第13章 Dreamcatcher 【??×社会人夢主】
私は不眠症だ。
いや、少し語弊があるかもしれない。睡眠欲はあるが、眠るとことごとく悪夢を見る。枕をかえても安眠できると謳う音楽を流しても、まったく効果がなかった。
あまりの苦痛に、私はいつの間にか睡眠を諦めた。
しかし深いクマを作って出社し、ぼんやりと霞む頭で業務に臨んでいると当然疲れはとれない上、ひどいミスが頻発した。しかたなく浅く眠るとまた真っ暗な夢を見る。キリがなかった。
____あの人に会うまでは。
「……」
足裏にひやりとした感触。そして重力から解き放たれたように軽い体。星雲と、キラキラ流れていくあおい箒星。
ああ、帰ってきた。私はあたりを見回して、あの高い背を探す。今夜は私から驚かせようと目論みながら。
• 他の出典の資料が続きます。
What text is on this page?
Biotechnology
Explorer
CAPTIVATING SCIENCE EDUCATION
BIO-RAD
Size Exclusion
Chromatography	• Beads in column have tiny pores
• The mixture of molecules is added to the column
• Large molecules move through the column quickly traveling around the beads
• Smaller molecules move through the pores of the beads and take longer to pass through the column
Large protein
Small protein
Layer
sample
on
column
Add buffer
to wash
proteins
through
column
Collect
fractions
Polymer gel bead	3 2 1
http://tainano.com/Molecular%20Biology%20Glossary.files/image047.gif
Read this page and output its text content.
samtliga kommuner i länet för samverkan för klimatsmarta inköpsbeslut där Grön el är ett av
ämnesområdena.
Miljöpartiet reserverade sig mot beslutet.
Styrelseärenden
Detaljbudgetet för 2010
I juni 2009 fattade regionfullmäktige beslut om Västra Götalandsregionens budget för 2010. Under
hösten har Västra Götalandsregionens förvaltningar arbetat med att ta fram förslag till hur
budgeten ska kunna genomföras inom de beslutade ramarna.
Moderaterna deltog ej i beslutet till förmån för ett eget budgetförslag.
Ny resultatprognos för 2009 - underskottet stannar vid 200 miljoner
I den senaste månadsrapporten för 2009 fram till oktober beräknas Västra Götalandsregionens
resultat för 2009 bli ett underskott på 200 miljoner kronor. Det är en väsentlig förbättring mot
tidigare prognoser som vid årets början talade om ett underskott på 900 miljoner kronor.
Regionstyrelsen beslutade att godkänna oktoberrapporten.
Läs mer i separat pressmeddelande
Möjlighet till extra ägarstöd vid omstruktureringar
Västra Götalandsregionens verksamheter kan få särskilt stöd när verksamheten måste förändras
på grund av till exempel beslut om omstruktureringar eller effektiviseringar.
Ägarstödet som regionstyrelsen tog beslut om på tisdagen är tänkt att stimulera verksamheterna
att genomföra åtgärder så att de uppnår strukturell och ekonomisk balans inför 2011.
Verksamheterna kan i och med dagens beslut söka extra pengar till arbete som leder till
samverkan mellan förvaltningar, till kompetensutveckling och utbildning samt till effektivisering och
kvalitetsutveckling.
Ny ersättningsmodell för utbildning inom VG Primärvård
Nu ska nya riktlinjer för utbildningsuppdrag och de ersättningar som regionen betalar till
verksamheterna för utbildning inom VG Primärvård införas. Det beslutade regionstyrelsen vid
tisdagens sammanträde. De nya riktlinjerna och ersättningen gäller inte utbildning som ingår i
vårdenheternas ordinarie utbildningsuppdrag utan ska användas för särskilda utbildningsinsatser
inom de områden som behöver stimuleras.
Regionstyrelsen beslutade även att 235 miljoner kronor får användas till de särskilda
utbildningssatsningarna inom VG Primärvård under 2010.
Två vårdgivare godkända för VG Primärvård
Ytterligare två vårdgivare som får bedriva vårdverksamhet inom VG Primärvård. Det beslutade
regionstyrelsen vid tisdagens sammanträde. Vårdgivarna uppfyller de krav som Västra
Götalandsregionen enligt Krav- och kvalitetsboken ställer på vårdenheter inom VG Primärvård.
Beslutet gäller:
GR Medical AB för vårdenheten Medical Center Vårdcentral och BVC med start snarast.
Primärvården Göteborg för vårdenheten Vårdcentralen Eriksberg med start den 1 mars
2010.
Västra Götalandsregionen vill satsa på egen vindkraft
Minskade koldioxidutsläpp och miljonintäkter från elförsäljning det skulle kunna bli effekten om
しかし、360度ぐるりと探してもあの人はいない。いつもなら瞼をひらいた私を覗き込んで、にっこりわらってくれるはずなのに。
私は不安に駆られて歩きだした。
指先がふれるたび、紺色の地面が波紋を描く。何重にも重なって、消える。ぽつぽつと音をたてながら夜を進み、果てなんてないように思える。
ねえ、どこにいるの?
「やあ!今日も月が綺麗だねえ」
「…っ」
「あれ?なんかかわいいの着てるね」
ぽん、と背後から肩に手を置かれ、声が掠れる。というか出ていない。
振り向くといたずらっぽく笑う、私の求めていた人がいた。
「もう!びっくりした…!」
「あはは、ごめんごめん。それ、新しい寝間着?すっごく似合ってるよ!」
臆面もなく褒められ、私は消えいりそうな声でお礼を言いながら赤くなってしまう。この言葉が聞きたくて、多くもないお給料を削ってかわいいパジャマを新調した。
白地に紫色の羽根がプリントされたパジャマ。
過去の自分と抱きあいたい気分だ。
私の頬を撫で、彼女___マントに隠れて性別も名前もわからないけれど、なんとなく___は軽く腕を振る。するとポン、と小さな爆発音がして、二人掛けのベンチが現れる。これがいつもの流れ。
「、今日はどんなことがあったの?聞かせてくれよ」
ベンチにすわると私たちは目をあわせて、流れるように言葉を紡ぐ。